Тени исчезают в полдень (Иванов) - страница 3

Со временем люди утихомирились, перестали долбить камни и рыть песок. Но молва о богатствах, скрытых под утесом, не исчезла. Она жила среди народа и была как летнее марево: вот дрожит оно под ближним пригорком, а подойди — ничего здесь нет, оно струится над следующим. И, витая над деревней, легенда все больше и больше окутывала утес ореолом таинственности.

На самой вершине утеса из широкой, забитой землей расселины рос огромный, развесистый осокорь. Он был настолько могуч, что казалось, каменный утес не выдержит его тяжести и вот-вот развалится; настолько высок, что в ненастные дни тяжелые облака спускались ниже его ветвей. Может, поэтому в него ни разу не ударила молния. Только ветер отламывал иногда от него ветки и бросал в Светлиху.

Осокорь был виден за много километров. Солнце теперь освещало прежде всего верхушку дерева и уж потом начинало расцвечивать камни.

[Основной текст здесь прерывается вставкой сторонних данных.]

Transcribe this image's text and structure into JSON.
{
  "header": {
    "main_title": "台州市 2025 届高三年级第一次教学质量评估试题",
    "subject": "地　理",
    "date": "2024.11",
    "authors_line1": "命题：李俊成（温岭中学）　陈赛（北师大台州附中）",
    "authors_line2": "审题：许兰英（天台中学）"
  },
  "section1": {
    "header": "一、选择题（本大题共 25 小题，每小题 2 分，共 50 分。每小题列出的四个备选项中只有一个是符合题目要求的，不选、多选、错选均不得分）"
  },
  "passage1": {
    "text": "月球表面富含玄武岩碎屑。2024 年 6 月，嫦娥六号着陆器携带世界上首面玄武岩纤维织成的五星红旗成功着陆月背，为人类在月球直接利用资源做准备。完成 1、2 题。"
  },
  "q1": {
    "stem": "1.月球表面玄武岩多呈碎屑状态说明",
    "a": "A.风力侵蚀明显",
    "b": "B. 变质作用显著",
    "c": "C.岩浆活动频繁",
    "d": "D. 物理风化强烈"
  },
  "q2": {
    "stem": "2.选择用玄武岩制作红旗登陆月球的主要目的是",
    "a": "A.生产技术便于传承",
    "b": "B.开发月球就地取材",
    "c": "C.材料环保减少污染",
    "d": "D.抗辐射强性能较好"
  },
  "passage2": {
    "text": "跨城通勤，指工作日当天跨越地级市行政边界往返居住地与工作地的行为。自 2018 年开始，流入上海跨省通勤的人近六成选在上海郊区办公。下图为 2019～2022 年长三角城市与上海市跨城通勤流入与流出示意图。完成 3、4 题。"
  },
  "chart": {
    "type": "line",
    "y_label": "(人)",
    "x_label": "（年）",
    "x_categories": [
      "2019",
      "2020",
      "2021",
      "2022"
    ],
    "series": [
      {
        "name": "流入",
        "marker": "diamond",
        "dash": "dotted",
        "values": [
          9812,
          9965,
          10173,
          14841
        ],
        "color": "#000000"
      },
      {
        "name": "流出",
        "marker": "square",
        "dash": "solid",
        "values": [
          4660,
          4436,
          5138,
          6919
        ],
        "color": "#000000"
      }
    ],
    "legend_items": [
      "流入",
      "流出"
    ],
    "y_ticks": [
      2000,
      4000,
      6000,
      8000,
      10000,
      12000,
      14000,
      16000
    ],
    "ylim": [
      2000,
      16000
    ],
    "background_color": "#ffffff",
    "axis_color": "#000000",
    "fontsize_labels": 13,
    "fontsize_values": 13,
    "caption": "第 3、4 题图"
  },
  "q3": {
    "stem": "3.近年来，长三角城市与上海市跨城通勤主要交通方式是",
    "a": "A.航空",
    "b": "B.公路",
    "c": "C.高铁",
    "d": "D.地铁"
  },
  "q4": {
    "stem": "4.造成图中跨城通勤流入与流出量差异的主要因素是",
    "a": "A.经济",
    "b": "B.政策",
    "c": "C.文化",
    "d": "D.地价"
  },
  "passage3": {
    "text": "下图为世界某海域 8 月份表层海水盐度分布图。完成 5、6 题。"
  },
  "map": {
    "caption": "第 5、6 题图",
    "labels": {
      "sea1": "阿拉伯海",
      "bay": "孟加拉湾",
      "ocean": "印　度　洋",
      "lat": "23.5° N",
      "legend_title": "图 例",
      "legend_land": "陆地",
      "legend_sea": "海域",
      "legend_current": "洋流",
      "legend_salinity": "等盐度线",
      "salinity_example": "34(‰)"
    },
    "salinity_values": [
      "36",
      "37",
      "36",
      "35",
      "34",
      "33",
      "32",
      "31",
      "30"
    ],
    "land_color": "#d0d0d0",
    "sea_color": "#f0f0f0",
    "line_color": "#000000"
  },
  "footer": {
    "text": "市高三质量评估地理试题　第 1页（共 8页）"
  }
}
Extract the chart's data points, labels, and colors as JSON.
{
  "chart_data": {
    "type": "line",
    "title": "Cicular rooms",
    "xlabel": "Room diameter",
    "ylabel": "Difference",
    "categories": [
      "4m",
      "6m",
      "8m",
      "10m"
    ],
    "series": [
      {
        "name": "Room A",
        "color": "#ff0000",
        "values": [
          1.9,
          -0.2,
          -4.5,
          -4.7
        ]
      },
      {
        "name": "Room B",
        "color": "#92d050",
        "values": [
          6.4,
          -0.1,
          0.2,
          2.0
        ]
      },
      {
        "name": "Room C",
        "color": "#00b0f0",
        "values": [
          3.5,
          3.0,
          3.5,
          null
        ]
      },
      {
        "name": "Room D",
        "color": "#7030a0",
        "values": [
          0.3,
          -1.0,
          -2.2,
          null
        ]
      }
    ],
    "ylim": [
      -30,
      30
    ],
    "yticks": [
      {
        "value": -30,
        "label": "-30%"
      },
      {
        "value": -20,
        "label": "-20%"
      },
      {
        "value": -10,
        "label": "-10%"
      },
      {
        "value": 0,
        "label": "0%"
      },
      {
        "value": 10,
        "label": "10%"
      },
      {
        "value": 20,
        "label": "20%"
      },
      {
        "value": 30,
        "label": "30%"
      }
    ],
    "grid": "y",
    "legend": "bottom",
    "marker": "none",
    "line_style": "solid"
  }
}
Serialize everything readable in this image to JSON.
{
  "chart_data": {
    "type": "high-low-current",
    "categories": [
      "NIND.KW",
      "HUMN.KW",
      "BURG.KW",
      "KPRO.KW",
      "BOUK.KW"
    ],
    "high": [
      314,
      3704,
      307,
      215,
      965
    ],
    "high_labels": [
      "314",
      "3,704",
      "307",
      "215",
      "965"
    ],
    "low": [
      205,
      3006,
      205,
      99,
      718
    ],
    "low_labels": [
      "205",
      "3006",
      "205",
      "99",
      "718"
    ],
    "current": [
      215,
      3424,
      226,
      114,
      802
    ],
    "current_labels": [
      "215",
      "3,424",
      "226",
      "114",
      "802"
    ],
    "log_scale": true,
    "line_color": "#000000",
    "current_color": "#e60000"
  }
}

Люди удивлялись: почему осокорь вырос на самой вершине утеса, каким ветром и откуда принесло сюда его семечко? Ведь, кроме берез да осин, в этих местах не растут лиственные деревья. И лишь немногие знали, что осокорь посажен был человеческой рукой.

Сейчас уж никто не помнит имен первых поселенцев Зеленого Дола и никто не знает их судьбы. Но лет за сорок до революции появился в деревне мужичонка с деревянной ногой — Авдей Меньшиков. Этого старожилы уже помнят.

«Хром ногой, да прям головой», — с завистью шептали о нем одни. «Нога у него деревянная, да руки железные, — с отчаянием говорили другие. — Схватит за горло — уж не отпустит».

Авдей Меньшиков действительно в скором времени взял всех за горло и держал намертво. Он отобрал у прежних хозяев тучные покосы и лучшие земли. Больше полдеревни стало работать на него.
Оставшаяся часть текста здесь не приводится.